Si jamais un malheur arrive et je deviens une autre Acadienne morte dans un bateau (si j’étais en 1755, mes chances frôleraient le 50 %), faites-moi une faveur et dites-leur qu’en panique mortelle, on revient à sa langue officielle maternelle, et que c’est de leur faute que je suis décédée. Faites nommer le prochain traversier « Mange d’la marde Lawrence », ou tu sais, dequoi de plus classy.
En traversant le havre, je vois l’Ile George au large et je pense à tous les Acadiens qui y ont été enfermés lors de la déportation. Des Acadiens enlevés de partout en Acadie y sont passés au fil des ans ; ce lieu a détenu des gens pendant plusieurs vagues de déportation. Un nombre si grand y est mort. Même Beausoleil Broussard y est passé. Cette ile que je vois tous les jours a été une prison mortelle au cours du drame vécu par mon peuple. Un des monuments commémoratifs à l’Odyssée acadienne y fait face et en témoigne l’importance. Pour les touristes d’aujourd’hui, cette petite ile adorable avec un phare mignon est une photo classique d’un passage à Halifax.

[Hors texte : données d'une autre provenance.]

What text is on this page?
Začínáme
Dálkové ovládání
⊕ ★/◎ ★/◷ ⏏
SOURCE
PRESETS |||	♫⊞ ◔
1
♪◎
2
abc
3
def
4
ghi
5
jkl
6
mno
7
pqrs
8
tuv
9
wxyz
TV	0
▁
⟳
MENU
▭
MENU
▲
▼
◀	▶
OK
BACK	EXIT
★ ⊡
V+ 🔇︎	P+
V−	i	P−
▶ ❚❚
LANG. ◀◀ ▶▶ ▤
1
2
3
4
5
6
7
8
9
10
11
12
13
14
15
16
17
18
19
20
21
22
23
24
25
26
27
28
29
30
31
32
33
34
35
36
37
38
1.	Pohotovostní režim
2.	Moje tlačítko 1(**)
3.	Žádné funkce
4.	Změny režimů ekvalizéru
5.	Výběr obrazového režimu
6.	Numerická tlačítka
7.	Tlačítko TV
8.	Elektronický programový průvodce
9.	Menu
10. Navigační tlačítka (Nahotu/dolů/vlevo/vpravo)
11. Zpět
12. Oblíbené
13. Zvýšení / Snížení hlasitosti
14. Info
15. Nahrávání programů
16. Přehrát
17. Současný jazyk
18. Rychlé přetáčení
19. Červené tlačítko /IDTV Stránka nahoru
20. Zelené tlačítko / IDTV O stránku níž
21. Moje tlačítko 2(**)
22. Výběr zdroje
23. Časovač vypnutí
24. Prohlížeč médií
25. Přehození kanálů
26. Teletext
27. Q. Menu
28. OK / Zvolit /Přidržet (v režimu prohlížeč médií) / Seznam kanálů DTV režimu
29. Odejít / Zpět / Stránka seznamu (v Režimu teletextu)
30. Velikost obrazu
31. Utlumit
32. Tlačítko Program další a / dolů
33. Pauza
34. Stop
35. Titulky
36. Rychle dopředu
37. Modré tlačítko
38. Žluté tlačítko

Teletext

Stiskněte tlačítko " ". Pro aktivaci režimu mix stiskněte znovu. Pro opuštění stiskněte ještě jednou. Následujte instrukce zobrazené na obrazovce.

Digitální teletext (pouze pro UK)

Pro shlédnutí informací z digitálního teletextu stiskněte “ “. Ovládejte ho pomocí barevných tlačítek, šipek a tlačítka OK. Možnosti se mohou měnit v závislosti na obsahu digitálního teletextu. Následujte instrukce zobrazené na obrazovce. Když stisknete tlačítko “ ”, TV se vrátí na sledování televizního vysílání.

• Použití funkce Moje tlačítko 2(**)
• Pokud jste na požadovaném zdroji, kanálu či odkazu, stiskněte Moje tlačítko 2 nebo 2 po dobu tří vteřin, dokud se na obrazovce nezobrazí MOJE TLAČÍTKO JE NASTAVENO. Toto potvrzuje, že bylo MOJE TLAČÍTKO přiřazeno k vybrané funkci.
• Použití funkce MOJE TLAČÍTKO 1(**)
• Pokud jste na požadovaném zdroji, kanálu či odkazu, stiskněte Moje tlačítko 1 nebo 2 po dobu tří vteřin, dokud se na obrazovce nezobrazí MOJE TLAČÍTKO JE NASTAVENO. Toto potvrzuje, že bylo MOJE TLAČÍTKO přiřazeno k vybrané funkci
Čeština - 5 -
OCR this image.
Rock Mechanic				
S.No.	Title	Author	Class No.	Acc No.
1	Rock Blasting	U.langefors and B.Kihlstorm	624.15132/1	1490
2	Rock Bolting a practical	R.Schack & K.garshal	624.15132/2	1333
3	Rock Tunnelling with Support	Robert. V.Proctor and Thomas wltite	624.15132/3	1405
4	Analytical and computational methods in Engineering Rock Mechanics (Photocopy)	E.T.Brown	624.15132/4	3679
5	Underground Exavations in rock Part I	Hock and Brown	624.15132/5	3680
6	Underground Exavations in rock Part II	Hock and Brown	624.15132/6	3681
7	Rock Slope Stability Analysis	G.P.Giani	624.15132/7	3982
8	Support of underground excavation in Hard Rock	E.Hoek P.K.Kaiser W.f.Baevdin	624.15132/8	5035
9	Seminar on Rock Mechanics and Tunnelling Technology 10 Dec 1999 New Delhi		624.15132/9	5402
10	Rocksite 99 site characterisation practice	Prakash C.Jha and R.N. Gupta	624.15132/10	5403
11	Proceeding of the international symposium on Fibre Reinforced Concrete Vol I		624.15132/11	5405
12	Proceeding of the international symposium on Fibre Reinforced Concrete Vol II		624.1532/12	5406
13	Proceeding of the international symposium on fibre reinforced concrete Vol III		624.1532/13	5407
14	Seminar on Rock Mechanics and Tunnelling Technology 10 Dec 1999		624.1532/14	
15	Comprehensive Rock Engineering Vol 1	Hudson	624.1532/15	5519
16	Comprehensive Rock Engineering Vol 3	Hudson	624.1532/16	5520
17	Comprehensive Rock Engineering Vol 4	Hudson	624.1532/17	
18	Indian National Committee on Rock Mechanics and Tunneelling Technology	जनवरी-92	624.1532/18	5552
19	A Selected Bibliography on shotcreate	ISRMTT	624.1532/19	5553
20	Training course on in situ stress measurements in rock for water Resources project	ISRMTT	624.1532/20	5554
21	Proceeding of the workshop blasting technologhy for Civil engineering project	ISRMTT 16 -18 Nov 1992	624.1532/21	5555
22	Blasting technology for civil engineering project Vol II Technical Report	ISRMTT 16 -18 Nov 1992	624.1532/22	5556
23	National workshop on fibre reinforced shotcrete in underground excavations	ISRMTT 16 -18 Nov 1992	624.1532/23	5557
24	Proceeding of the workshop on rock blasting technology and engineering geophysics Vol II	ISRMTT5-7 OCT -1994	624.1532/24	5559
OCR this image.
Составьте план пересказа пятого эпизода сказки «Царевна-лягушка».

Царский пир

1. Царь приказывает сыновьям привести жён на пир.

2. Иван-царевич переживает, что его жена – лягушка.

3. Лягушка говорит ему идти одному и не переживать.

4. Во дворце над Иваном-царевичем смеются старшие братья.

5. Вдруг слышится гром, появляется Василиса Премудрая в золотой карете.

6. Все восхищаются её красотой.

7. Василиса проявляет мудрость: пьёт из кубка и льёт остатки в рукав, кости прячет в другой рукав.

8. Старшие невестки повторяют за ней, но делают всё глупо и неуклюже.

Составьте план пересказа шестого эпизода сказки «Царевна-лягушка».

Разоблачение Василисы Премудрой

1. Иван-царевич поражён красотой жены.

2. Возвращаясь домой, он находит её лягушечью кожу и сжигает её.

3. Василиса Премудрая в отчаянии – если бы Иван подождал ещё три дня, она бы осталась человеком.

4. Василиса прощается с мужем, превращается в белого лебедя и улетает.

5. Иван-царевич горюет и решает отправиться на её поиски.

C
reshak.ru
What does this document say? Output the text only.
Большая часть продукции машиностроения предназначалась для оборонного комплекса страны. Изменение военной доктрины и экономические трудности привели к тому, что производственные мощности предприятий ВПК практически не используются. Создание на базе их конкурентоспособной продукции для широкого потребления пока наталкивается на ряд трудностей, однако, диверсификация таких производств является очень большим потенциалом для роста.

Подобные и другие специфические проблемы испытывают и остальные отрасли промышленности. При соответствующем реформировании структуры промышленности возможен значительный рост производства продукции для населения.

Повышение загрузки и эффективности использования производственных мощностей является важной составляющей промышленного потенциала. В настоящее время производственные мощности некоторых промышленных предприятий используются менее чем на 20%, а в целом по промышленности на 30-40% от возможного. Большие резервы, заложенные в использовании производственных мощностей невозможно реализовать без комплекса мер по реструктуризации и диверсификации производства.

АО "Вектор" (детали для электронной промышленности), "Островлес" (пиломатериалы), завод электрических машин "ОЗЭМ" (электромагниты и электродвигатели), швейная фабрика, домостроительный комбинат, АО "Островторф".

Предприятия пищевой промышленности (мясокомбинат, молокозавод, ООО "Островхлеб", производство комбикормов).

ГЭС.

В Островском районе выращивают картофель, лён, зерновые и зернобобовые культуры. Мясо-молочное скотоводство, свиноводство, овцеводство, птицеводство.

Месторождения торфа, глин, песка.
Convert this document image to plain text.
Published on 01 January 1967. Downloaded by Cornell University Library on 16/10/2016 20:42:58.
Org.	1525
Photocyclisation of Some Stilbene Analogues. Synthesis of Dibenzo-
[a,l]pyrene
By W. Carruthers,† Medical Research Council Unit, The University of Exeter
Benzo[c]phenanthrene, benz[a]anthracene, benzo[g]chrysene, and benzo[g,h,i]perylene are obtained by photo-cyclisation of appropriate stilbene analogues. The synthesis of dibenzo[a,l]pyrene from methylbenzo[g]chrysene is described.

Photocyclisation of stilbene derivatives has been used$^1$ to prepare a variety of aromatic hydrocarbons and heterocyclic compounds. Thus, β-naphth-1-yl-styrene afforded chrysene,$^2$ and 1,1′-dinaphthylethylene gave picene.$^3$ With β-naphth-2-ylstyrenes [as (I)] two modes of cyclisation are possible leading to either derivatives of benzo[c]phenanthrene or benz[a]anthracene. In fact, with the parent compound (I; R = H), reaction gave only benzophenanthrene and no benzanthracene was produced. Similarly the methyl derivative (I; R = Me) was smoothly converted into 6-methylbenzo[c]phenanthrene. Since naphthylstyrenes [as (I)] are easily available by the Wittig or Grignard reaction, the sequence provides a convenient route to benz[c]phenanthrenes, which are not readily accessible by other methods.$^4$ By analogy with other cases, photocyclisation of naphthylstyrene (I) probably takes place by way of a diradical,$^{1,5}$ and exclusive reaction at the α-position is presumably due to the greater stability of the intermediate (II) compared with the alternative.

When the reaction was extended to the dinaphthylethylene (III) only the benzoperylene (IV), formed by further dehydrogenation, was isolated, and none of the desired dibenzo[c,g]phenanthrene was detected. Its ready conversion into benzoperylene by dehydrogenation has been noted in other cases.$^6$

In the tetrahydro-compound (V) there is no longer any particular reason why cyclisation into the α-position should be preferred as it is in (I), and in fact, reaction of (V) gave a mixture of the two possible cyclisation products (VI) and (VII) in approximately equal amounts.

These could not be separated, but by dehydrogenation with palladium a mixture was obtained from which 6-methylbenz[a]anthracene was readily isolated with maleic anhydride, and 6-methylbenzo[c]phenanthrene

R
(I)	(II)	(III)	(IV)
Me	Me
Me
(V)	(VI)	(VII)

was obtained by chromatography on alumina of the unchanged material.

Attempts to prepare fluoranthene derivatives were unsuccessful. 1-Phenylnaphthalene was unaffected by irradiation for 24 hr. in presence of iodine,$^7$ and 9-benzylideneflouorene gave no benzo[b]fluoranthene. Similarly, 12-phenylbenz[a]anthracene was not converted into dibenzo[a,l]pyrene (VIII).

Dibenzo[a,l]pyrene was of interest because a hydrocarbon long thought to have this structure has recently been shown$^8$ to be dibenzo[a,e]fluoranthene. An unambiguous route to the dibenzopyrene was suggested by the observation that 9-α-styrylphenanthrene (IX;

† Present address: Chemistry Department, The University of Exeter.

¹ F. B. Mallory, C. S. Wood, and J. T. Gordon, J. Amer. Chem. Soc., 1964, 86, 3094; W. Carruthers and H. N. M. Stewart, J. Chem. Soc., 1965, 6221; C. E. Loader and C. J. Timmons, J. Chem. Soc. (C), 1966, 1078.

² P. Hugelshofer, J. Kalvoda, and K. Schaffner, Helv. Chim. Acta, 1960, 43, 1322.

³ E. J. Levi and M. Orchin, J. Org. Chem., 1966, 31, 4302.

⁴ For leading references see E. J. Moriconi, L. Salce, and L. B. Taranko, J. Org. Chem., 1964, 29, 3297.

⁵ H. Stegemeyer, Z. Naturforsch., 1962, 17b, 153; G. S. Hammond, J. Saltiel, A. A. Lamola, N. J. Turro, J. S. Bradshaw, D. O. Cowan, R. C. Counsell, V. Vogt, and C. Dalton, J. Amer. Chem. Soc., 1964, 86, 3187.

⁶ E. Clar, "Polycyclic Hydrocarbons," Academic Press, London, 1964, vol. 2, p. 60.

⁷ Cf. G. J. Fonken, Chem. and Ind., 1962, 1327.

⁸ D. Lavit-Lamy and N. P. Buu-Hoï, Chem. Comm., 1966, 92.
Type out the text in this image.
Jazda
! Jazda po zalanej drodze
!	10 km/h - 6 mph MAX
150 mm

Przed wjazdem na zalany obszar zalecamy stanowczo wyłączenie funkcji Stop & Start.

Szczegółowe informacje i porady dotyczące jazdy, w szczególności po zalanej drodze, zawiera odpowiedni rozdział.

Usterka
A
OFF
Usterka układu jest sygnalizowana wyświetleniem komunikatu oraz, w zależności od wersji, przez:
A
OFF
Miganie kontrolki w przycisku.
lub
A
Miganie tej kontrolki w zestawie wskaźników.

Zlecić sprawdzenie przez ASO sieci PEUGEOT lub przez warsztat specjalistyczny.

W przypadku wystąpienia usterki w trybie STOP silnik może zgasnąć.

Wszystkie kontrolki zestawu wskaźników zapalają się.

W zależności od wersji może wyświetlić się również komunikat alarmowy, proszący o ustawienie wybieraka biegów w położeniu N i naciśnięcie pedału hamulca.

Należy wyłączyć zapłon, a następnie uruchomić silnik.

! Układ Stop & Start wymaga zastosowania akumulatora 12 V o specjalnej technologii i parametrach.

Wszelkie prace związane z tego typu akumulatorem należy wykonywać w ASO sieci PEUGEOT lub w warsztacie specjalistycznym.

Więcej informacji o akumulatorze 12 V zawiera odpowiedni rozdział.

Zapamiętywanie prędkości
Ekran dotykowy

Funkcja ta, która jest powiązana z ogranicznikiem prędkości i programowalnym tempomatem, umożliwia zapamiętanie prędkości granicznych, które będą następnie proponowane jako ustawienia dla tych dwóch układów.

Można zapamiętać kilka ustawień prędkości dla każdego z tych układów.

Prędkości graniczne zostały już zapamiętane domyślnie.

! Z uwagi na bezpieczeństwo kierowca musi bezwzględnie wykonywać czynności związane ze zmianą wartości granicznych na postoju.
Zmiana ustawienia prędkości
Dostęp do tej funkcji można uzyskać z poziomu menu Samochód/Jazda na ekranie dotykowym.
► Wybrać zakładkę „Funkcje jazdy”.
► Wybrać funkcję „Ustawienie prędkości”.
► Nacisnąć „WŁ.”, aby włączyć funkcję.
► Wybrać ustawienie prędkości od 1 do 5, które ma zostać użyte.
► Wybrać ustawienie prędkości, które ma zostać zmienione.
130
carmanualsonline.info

Et là j’arrive au bureau, à la Maison Acadienne, petit bastion de l’Acadie de la Nouvelle-Écosse assise en face de cette ville construite par des nettoyeurs ethniques. Les organismes acadiens de la province y entassent leurs sièges sociaux, formant une toute petite forteresse portant fièrement le nom de l’Acadie. Elle est remplie de gens qui consacrent leur temps à la survie du peuple, qui parlent ma langue, et qui reconnaissent mon drapeau. Mon obsession prend du recul pour la journée, me donnant le temps de me concentrer sur l’avenir de ma communauté avant de refaire le trajet de la maison. Le fait même d’être une Acadienne de Halifax, et que j’ai survécu à l’assimilation jusqu’à présent (j’y ai échappé belle, mais ça c’est une histoire pour une autre fois) sont la preuve que ces militaires anglais machiavéliques n’ont pas encore tout à fait gagné.
Parfois, je vois ma ville comme un musée vivant des horreurs du passé de mon peuple. Je suis tourmentée par les traces d’un peuple massacré. Oui, c’est lourd, et oui, c’est right weird. J’vous l’ai dit, je suis obsédée.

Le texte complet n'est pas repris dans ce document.